Belgeye göre petrol şirketiyle ilgili önemli bir sorunun varlığına ilişkin olarak daha önce 31 Mayıs 2021’de de petrol şirketine hitap edilmişti. Sorun, sözde Genel Fonlar Mahkemesi tarafından Ticaret Mahkemesi’ne sevk edilen 57.8735 milyon doların yağmalandığı en büyük yolsuzluk davalarından biri olarak kabul ediliyor. Ancak o tarihten bu yana petrol şirketi, davayı takip etmedi ve kararı temyize götürmedi. Bu durum ise halkın parasının yağmalanmasını kolaylaştırmak anlamına geliyor. Ama konu hala gündeme gelmedi.

Şüpheli gelişmeler

Husilerin petrol sektöründeki yolsuzluğuyla bağlantılı olarak, şirketin Hudeyde vilayetindeki şubesinde çalışan kaynaklar, yolsuzluk nedeniyle görevden alınan müdür Yaser el-Vahidi’nin Ras İsa Petrol Limanı’ndaki yeni gelişmelerin uygulanmasını denetlemekle görevlendirildiğini ve milyonlar harcandığını ortaya koydu. Limandaki işçi ve çalışanların ise alacaklarını alamadıklarını belirten kaynaklar, Ebu Mahfuz ile olan ilişkisinden ve nüfuzundan yararlanarak yaptığı yolsuzluklara itiraz ettikten sonra yardımcısının tüm yetkilerinin elinden alındığını ifade etti.

Kaynaklar, milislerin birkaç hafta önce Ras Isa limanında demirlemiş olan harap Safer petrol tankeri kurtarma operasyonunun başlamasıyla bağlantılı olarak limanda geliştirmeler yaşanmaya başladığını belirtti. Ancak gelişmeler hakkında ayrıntıya yer vermedi.

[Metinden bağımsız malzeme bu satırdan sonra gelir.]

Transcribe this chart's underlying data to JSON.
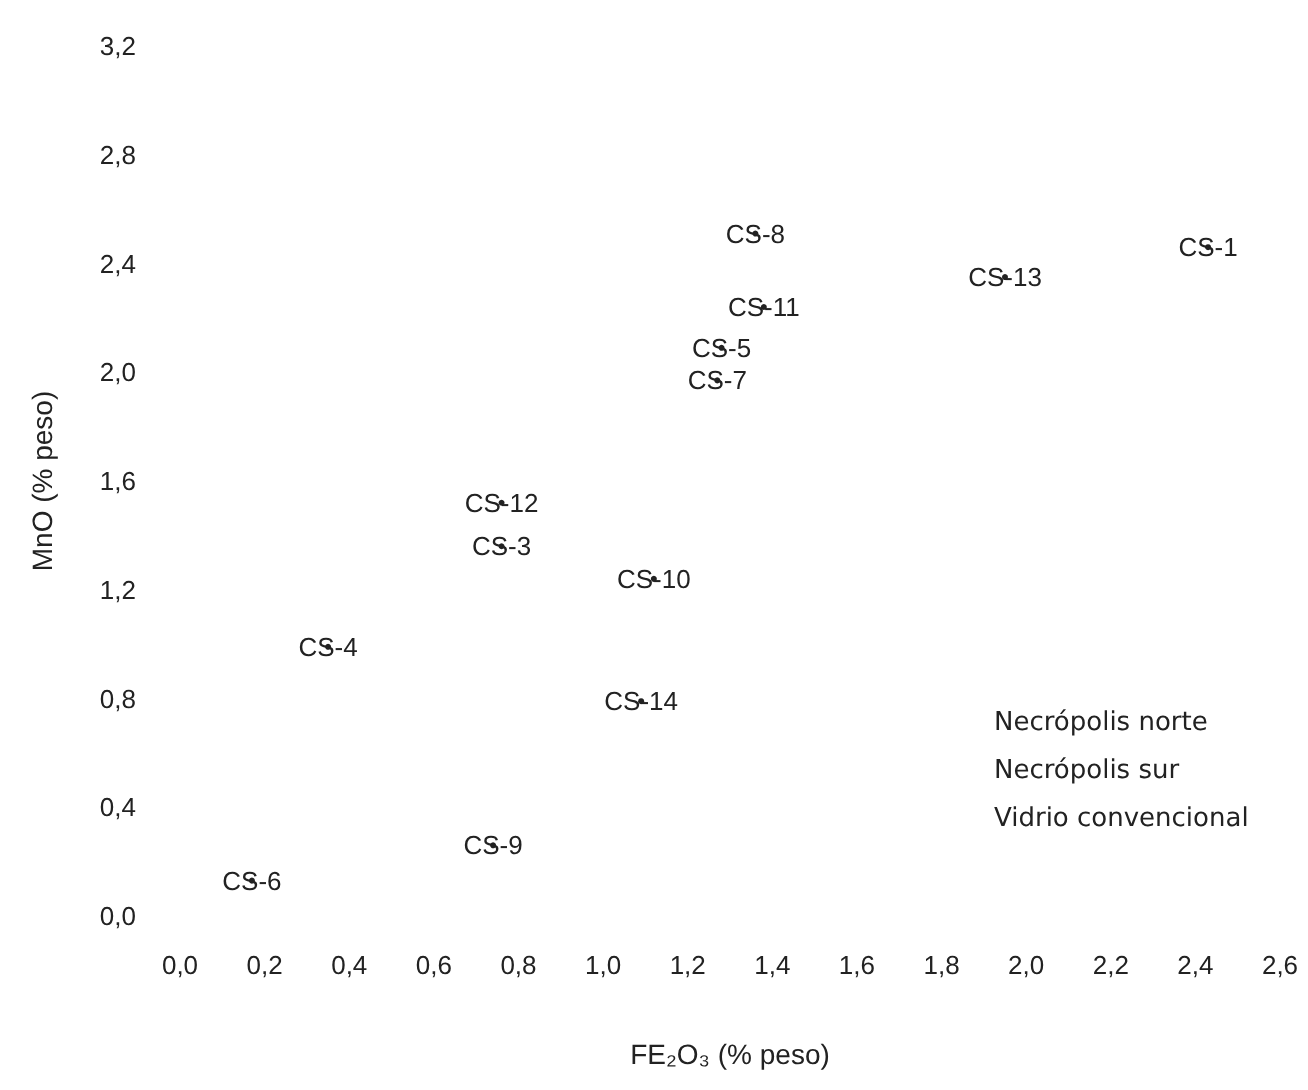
{
  "chart_data": {
    "type": "scatter",
    "xlabel": "FE₂O₃ (% peso)",
    "ylabel": "MnO (% peso)",
    "marker": "circle",
    "grid": false,
    "x": [
      2.43,
      1.28,
      0.76,
      0.35,
      1.27,
      0.17,
      1.36,
      0.74,
      1.12,
      1.38,
      0.76,
      1.95,
      1.09
    ],
    "values": [
      2.46,
      2.09,
      1.36,
      0.99,
      1.97,
      0.13,
      2.51,
      0.26,
      1.24,
      2.24,
      1.52,
      2.35,
      0.79
    ],
    "value_labels": [
      "CS-1",
      "CS-5",
      "CS-3",
      "CS-4",
      "CS-7",
      "CS-6",
      "CS-8",
      "CS-9",
      "CS-10",
      "CS-11",
      "CS-12",
      "CS-13",
      "CS-14"
    ],
    "xlim": [
      0,
      2.6
    ],
    "ylim": [
      0,
      3.2
    ],
    "xticks": [
      {
        "value": 0,
        "label": "0,0"
      },
      {
        "value": 0.2,
        "label": "0,2"
      },
      {
        "value": 0.4,
        "label": "0,4"
      },
      {
        "value": 0.6,
        "label": "0,6"
      },
      {
        "value": 0.8,
        "label": "0,8"
      },
      {
        "value": 1,
        "label": "1,0"
      },
      {
        "value": 1.2,
        "label": "1,2"
      },
      {
        "value": 1.4,
        "label": "1,4"
      },
      {
        "value": 1.6,
        "label": "1,6"
      },
      {
        "value": 1.8,
        "label": "1,8"
      },
      {
        "value": 2,
        "label": "2,0"
      },
      {
        "value": 2.2,
        "label": "2,2"
      },
      {
        "value": 2.4,
        "label": "2,4"
      },
      {
        "value": 2.6,
        "label": "2,6"
      }
    ],
    "yticks": [
      {
        "value": 0,
        "label": "0,0"
      },
      {
        "value": 0.4,
        "label": "0,4"
      },
      {
        "value": 0.8,
        "label": "0,8"
      },
      {
        "value": 1.2,
        "label": "1,2"
      },
      {
        "value": 1.6,
        "label": "1,6"
      },
      {
        "value": 2,
        "label": "2,0"
      },
      {
        "value": 2.4,
        "label": "2,4"
      },
      {
        "value": 2.8,
        "label": "2,8"
      },
      {
        "value": 3.2,
        "label": "3,2"
      }
    ],
    "annotations": [
      "Necrópolis norte",
      "Necrópolis sur",
      "Vidrio convencional"
    ]
  }
}
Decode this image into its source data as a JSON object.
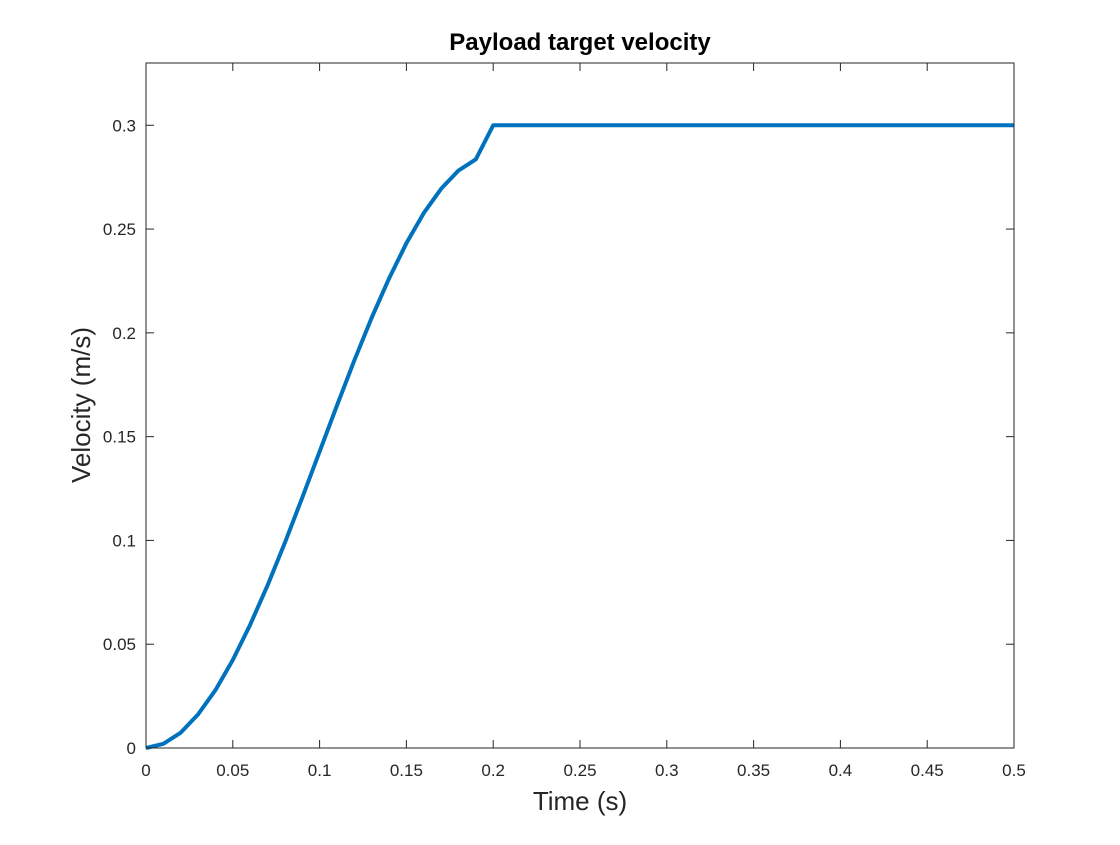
{
  "chart_data": {
    "type": "line",
    "title": "Payload target velocity",
    "xlabel": "Time (s)",
    "ylabel": "Velocity (m/s)",
    "xlim": [
      0,
      0.5
    ],
    "ylim": [
      0,
      0.33
    ],
    "xticks": [
      0,
      0.05,
      0.1,
      0.15,
      0.2,
      0.25,
      0.3,
      0.35,
      0.4,
      0.45,
      0.5
    ],
    "xtick_labels": [
      "0",
      "0.05",
      "0.1",
      "0.15",
      "0.2",
      "0.25",
      "0.3",
      "0.35",
      "0.4",
      "0.45",
      "0.5"
    ],
    "yticks": [
      0,
      0.05,
      0.1,
      0.15,
      0.2,
      0.25,
      0.3
    ],
    "ytick_labels": [
      "0",
      "0.05",
      "0.1",
      "0.15",
      "0.2",
      "0.25",
      "0.3"
    ],
    "grid": false,
    "line_color": "#0072BD",
    "series": [
      {
        "x": [
          0,
          0.01,
          0.02,
          0.03,
          0.04,
          0.05,
          0.06,
          0.07,
          0.08,
          0.09,
          0.1,
          0.11,
          0.12,
          0.13,
          0.14,
          0.15,
          0.16,
          0.17,
          0.18,
          0.19,
          0.2,
          0.25,
          0.3,
          0.35,
          0.4,
          0.45,
          0.5
        ],
        "y": [
          0,
          0.002,
          0.0074,
          0.0162,
          0.0279,
          0.0424,
          0.0594,
          0.0783,
          0.0989,
          0.1206,
          0.1428,
          0.165,
          0.1867,
          0.2073,
          0.2262,
          0.2432,
          0.2577,
          0.2694,
          0.2782,
          0.2836,
          0.3,
          0.3,
          0.3,
          0.3,
          0.3,
          0.3,
          0.3
        ]
      }
    ]
  }
}
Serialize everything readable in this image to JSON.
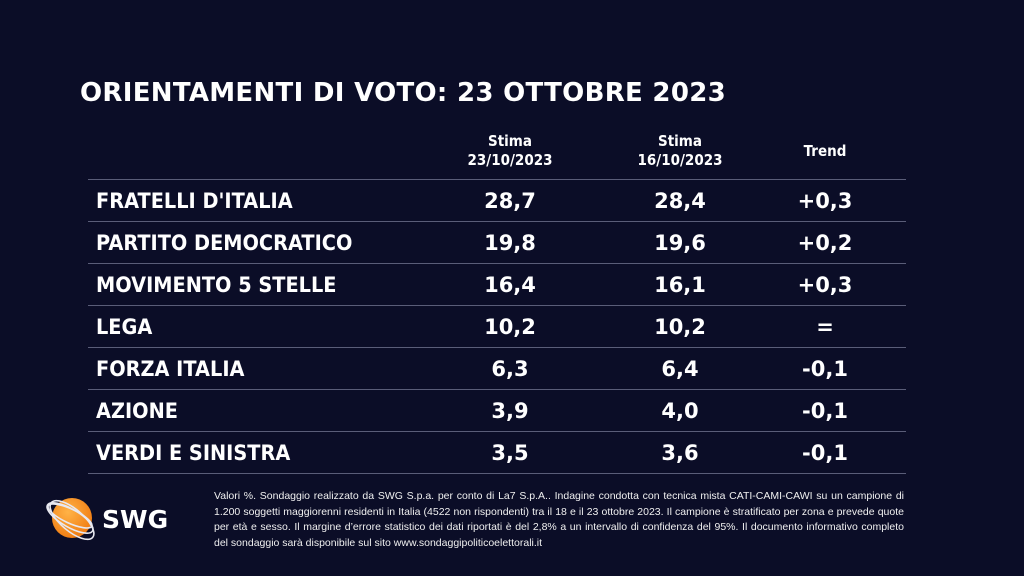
{
  "title": "ORIENTAMENTI DI VOTO: 23 OTTOBRE 2023",
  "columns": [
    {
      "line1": "Stima",
      "line2": "23/10/2023"
    },
    {
      "line1": "Stima",
      "line2": "16/10/2023"
    },
    {
      "line1": "Trend",
      "line2": ""
    }
  ],
  "rows": [
    {
      "party": "FRATELLI D'ITALIA",
      "current": "28,7",
      "previous": "28,4",
      "trend": "+0,3"
    },
    {
      "party": "PARTITO DEMOCRATICO",
      "current": "19,8",
      "previous": "19,6",
      "trend": "+0,2"
    },
    {
      "party": "MOVIMENTO 5 STELLE",
      "current": "16,4",
      "previous": "16,1",
      "trend": "+0,3"
    },
    {
      "party": "LEGA",
      "current": "10,2",
      "previous": "10,2",
      "trend": "="
    },
    {
      "party": "FORZA ITALIA",
      "current": "6,3",
      "previous": "6,4",
      "trend": "-0,1"
    },
    {
      "party": "AZIONE",
      "current": "3,9",
      "previous": "4,0",
      "trend": "-0,1"
    },
    {
      "party": "VERDI E SINISTRA",
      "current": "3,5",
      "previous": "3,6",
      "trend": "-0,1"
    }
  ],
  "note": "Valori %. Sondaggio realizzato da SWG S.p.a. per conto di La7 S.p.A.. Indagine condotta con tecnica mista CATI-CAMI-CAWI su un campione di 1.200 soggetti maggiorenni residenti in Italia (4522 non rispondenti) tra il 18 e il 23 ottobre 2023. Il campione è stratificato per zona e prevede quote per età e sesso. Il margine d’errore statistico dei dati riportati è del 2,8% a un intervallo di confidenza del 95%. Il documento informativo completo del sondaggio sarà disponibile sul sito www.sondaggipoliticoelettorali.it",
  "logo": {
    "text": "SWG",
    "color": "#f7931e"
  }
}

Şarku’l Avsat’a konuşan kaynaklar, “Vahidi, oradaki işçilere Ras Isa limanının yanında ek bir petrol limanı inşa etme sürecinde olduğunu bildirdi. Amacın, örneğin hükümetin darbeden önce harap durumdaki Safer tankerine alternatif olarak üzerinde çalışmaya başladığı kara tanklarının yerine özel tankların yapılması gibi, limanda petrol türevleri ticaretini tekelleştiren bazı milis tüccarlara ayrıcalıklar vermek olacağından korkuluyor” ifadelerini kullandı.